Lobbying ‘reform’ again shown to be unfit for purpose

Ask Graham Allen and he will say that the snappily titled ‘Transparency of lobbying, non-Party Campaigning, and Trade Union Administration Bill’ is a “dog’s breakfast”. If you ask Douglas Carswell, such an assessment is unfair – far more thought has been put into pet nutrition. Today the BBC News website has reported the concerns of TUC General Secretary Frances O’Grady that the Bill is an “attack on free speech worthy of an authoritarian dictatorship”, an attack on Labour Party supporters, and could outlaw the TUC’s conference in 2014 – a suggestion the Government has been quick to deny.

The latest furore over the lobbying bill was begun by Graham Allen, who has quite rightly recalled the Political and Constitutional Reform Select Committee he chairs to scrutinise the legislation. What the comments of Mr Allen, Ms O’Grady and Mr Carswell all have in common is the tacit acknowledgement – albeit coming from very different perspectives – that the Bill will not succeed in addressing the problems it has been written to solve.

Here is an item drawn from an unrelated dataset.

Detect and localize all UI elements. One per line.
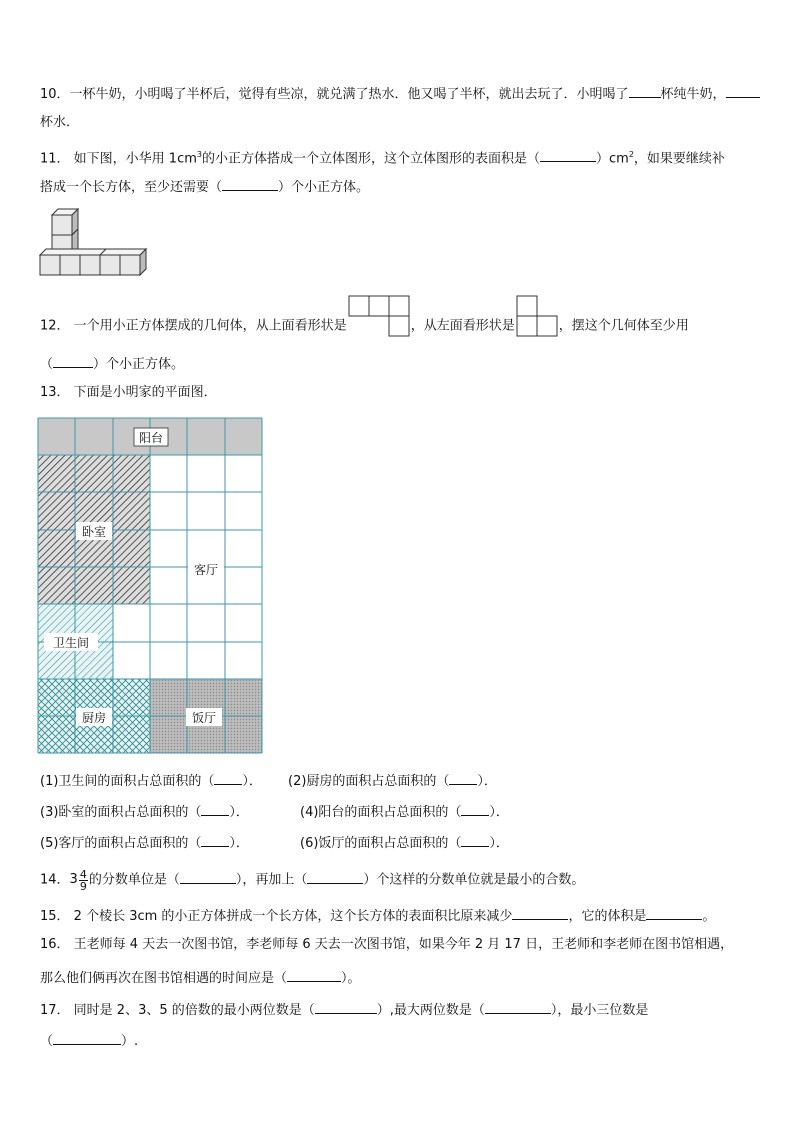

The problems with this piece of legislation are numerous. It is so narrow to its approach as to be blinkered, and it should be thoroughly unsurprising that law firm, public relations agencies, in-house staff whose role is lobbying, and even some agencies with public affairs capacity have fallen over themselves to explain that they will not be covered by the Bill. It applies only to discussions at the highest levels – i.e. those with Ministers and very senior civil servants. And, perhaps most revealingly of all, it would do nothing to prevent future scandals similar to those the Bill was written to prevent – scandals that did not actually involve any ‘lobbyists’.

The scrutiny of Mr Allen’s committee should be welcomed and really should ensure the brakes are applied to a Bill that is being pushed through at breakneck speed despite its many flaws. There is nothing wrong with requiring anyone whose job involves ‘lobbying’ to be subject to a professional register, but it has to apply across the board. It also needs to be backed by an enforceable code of conduct and a requirement for Ministers and civil servants beyond the upper echelons to declare their meetings with such professionals. These steps will help ensure transparency and that where businesses, representative groups and charities lobby government, it is being done in a conscientious and transparent way.